14. A systematic miss in election polls is more likely than people think.
This point is interesting to me, because just a little while after wrongly saying the state poll problems do not mean problems for polling overall, Ms. Kennedy says that “state-level outcomes are highly correlated with one another, so polling errors in one state are likely to repeat in other, similar states.”
Again, this is an area where Ms. Kennedy – and others – should carry the idea to its logical conclusion. State polling errors carry over to other states, and so they necessarily also carry into national numbers, which are built off state tallies.
15. National polls are better at giving Americans equal voice than predicting the Electoral College.
There is no proper way to be polite here – this statement is a crock of Biden. “Equal voice” simply means reporting the public support in context and with the best accuracy possible. Ms. Kennedy doubles down with this false claim: “2000 and 2016 presidential elections demonstrated a difficult truth: National polls can be accurate in identifying Americans’ preferred candidate and yet fail to identify the winner.”

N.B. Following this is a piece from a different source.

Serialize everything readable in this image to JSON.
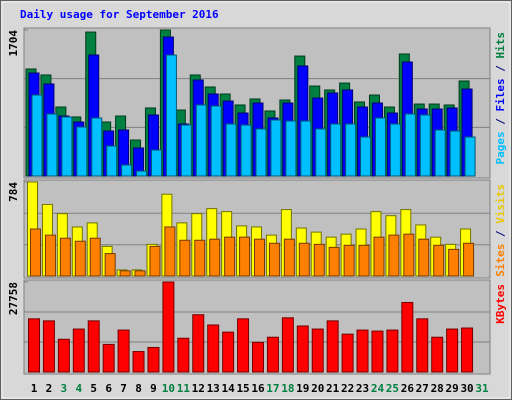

We are not, and have never been, a nation where the biggest mob wins. The United States is a Republic where every state matters in the decision of our federal leaders. In 2000 and 2016, the winner of the election won thirty states and a clear majority of electoral votes. That’s what matters, not what big-population states want. It’s frankly concerning that pollsters still fail to grasp how Presidential elections work.
My summary is that Ms. Kennedy tries hard to look at the way polling works, but she fails to honestly criticize the bias and slanted history of her industry. If this is what happens when someone is willing to discuss the problems with 2016, imagine the bias and hubris of polling firms which still pretend they got it right, and what that means for this year. No one likes to see how sausage is made, but we need to know why some polls are worse than bad sausage.